Under Reggie, all six New England states plus Delaware, Maryland, New Jersey and New York have agreed to set limits on the greenhouse gases released from their regulated electric-generation facilities. Vermont shares in the proceeds from quarterly auctions of Reggie permits, each of which allows a plant to release one ton of carbon dioxide. The state received $685,000 from the latest auction, which took place in June, even though its electric generating plants emit virtually no CO2 for the purposes of Reggie.

“We negotiated really well,” explains Dick Valentinetti, head of the air-quality program in the Agency of Natural Resources. He was among the officials who represented Vermont in discussions in 2002 that led to the launch of Reggie five years later.

Vermont Yankee, the largest in-state electric power facility, does not emit greenhouse gases, while the McNeil wood-chip plant in Burlington, which does emit some, is covered by a Reggie exemption for facilities that rely on biomass for more than 50 percent of the power they generate. The only generators in Vermont covered by Reggie are a pair of small and seldom used gas turbines, one in Montpelier Junction owned by Green Mountain Power and the other belonging to the Burlington Electric Department and situated on the city’s waterfront alongside the defunct Moran Plant.

Reggie’s June auction raised a total of $104 million that the 10 states must invest in renewable-energy projects or in efforts to conserve power. About 33 million carbon-emission permits were auctioned online by a nonprofit corporation that operates under Reggie’s auspices. The nearly 31 permits for the current year brought a price of $3.25 each, which was 8 percent lower than the $3.51 fetched at the March auction. More than 2 million permits for an emission-control period beginning in 2012 sold for $2.06 each, down by one-third from the price for the futures in the March auction.

Valentinetti suggests that uncertainty stemming from Congress’ work on a national cap-and-trade system “definitely dampened” the Reggie futures market. The climate bill approved by the House of Representatives in June contains a provision that would pre-empt Reggie starting in 2012. It remains to be seen how the Senate will act on this legislation, and so the futures market for Reggie permits is behaving warily.

If prices for emission allowances up until 2012 hold steady, Vermont’s share of auction proceeds will amount to about $2.3 million per year. That windfall would appear to confirm Gov. James Douglas’ claim last year that Reggie “will have tangible benefits for Vermont,” even though the state already maintains what the governor described as “the most climate-friendly energy portfolio in the United States.”

All of Vermont’s proceeds from Reggie for the current year are being funneled to the Public Service Department for home weatherization projects. The Reggie money is enabling scores of additional Vermont households to get energy-saving advice as well as home modifications that will reduce power consumption.

Beginning next year, Reggie proceeds will be split between the Public Service Department and Efficiency Vermont, a nonprofit organization that contracts with the Public Service Board to provide energy-saving technical services and financial incentives to homes and businesses in the state. Action by the Vermont Legislature will allow Efficiency Vermont to use its portion of the Reggie funds to help households that are not currently eligible for the state’s weatherization program, says Efficiency Vermont director Blair Hamilton. Under existing standards, a 4-person household in Chittenden County must earn less than $45,060 a year to qualify for state weatherization assistance.
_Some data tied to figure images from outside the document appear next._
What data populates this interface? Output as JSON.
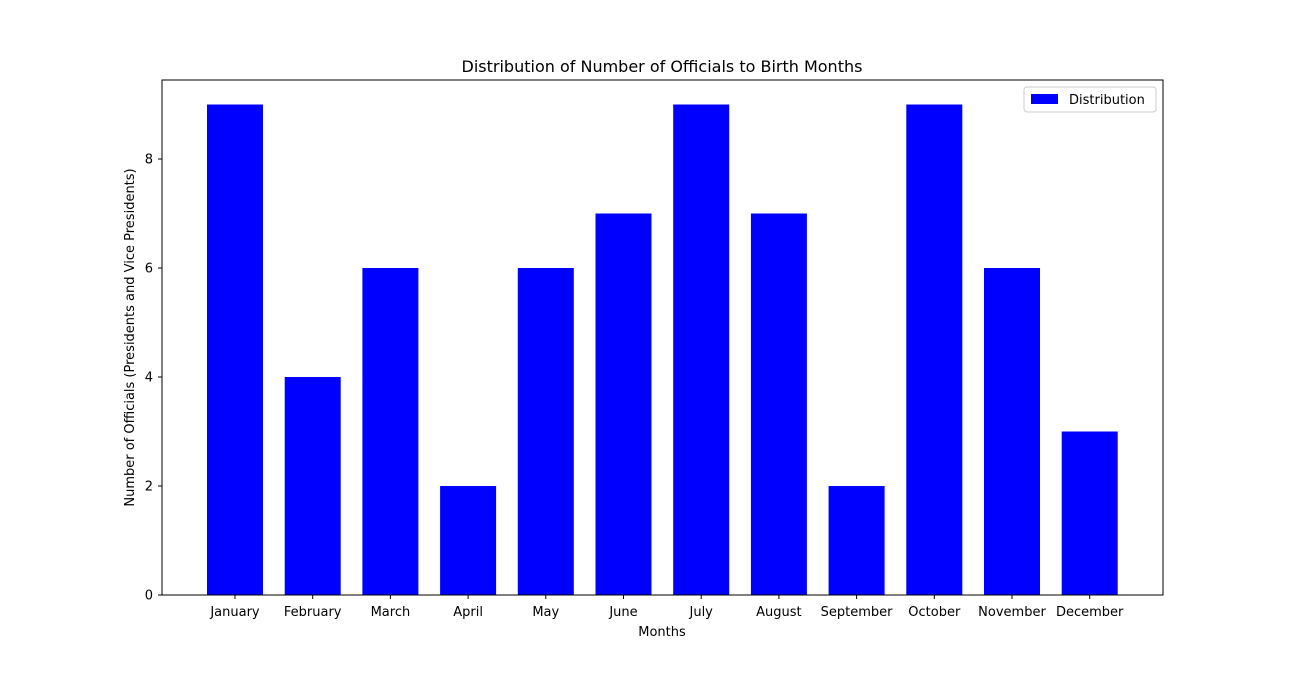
{
  "chart_data": {
    "type": "bar",
    "title": "Distribution of Number of Officials to Birth Months",
    "xlabel": "Months",
    "ylabel": "Number of Officials (Presidents and Vice Presidents)",
    "categories": [
      "January",
      "February",
      "March",
      "April",
      "May",
      "June",
      "July",
      "August",
      "September",
      "October",
      "November",
      "December"
    ],
    "series": [
      {
        "name": "Distribution",
        "values": [
          9,
          4,
          6,
          2,
          6,
          7,
          9,
          7,
          2,
          9,
          6,
          3
        ],
        "color": "#0000ff"
      }
    ],
    "ylim": [
      0,
      9.45
    ],
    "yticks": [
      "0",
      "2",
      "4",
      "6",
      "8"
    ],
    "grid": false,
    "legend_position": "top-right"
  }
}
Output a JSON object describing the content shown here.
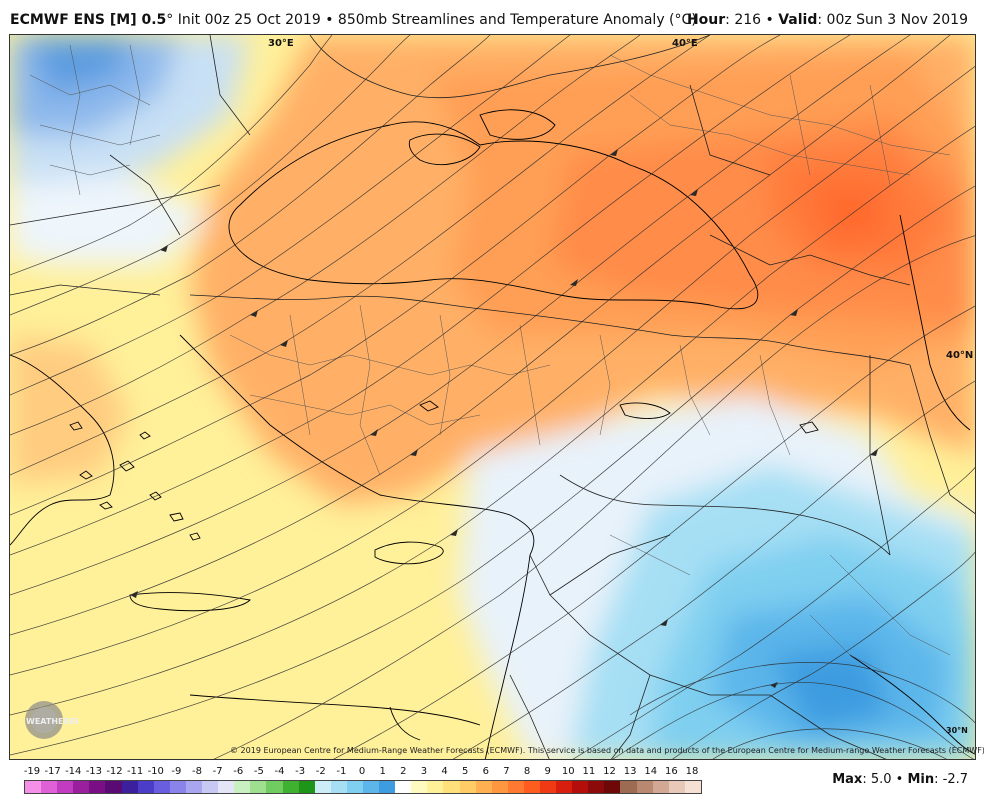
{
  "header": {
    "model": "ECMWF ENS [M] 0.5",
    "degree": "°",
    "init": "Init 00z 25 Oct 2019",
    "bullet": "•",
    "product": "850mb Streamlines and Temperature Anomaly (°C)",
    "hour_label": "Hour",
    "hour_value": ": 216",
    "valid_label": "Valid",
    "valid_value": ": 00z Sun 3 Nov 2019"
  },
  "map": {
    "lon_labels": [
      "30°E",
      "40°E"
    ],
    "lat_labels": [
      "40°N",
      "30°N"
    ],
    "copyright": "© 2019 European Centre for Medium-Range Weather Forecasts (ECMWF). This service is based on data and products of the European Centre for Medium-range Weather Forecasts (ECMWF).",
    "logo_text": "WEATHERBELL"
  },
  "legend": {
    "ticks": [
      "-19",
      "-17",
      "-14",
      "-13",
      "-12",
      "-11",
      "-10",
      "-9",
      "-8",
      "-7",
      "-6",
      "-5",
      "-4",
      "-3",
      "-2",
      "-1",
      "0",
      "1",
      "2",
      "3",
      "4",
      "5",
      "6",
      "7",
      "8",
      "9",
      "10",
      "11",
      "12",
      "13",
      "14",
      "16",
      "18"
    ],
    "colors": [
      "#f590e8",
      "#e060d8",
      "#c23cc2",
      "#9a1f9e",
      "#7a0e84",
      "#5a0a73",
      "#3b1f9c",
      "#4c3dc8",
      "#6a5ee0",
      "#8a84ea",
      "#a9a6f0",
      "#c7c8f4",
      "#e4e6f8",
      "#c8f0c0",
      "#9fe090",
      "#70cc60",
      "#40b030",
      "#1e9418",
      "#ccecf8",
      "#a6dff4",
      "#7fcff0",
      "#5cb6ea",
      "#3e9ce0",
      "#ffffff",
      "#fffbc0",
      "#fff09a",
      "#ffe07a",
      "#ffcc66",
      "#ffb050",
      "#ff9640",
      "#ff7a30",
      "#ff5c20",
      "#f03a14",
      "#d81e0c",
      "#b40e0a",
      "#8c0a0a",
      "#6e0808",
      "#9c6b52",
      "#b88870",
      "#d2a894",
      "#e8c8b8",
      "#f6e0d4"
    ],
    "max_label": "Max",
    "max_value": ": 5.0",
    "min_label": "Min",
    "min_value": ": -2.7"
  }
}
Efficiency Vermont also plans to expand its assistance to Vermont businesses, Hamilton says. In addition to buying permits, power plants in participating Reggie states can use offset allowances to meet carbon emission goals. Offsets can be achieved in a variety of ways, including reductions in methane output from landfills and dairy farm manure management, cuts in sulfur hexafluoride emissions from electric power stations and sequestration of carbon through tree planting.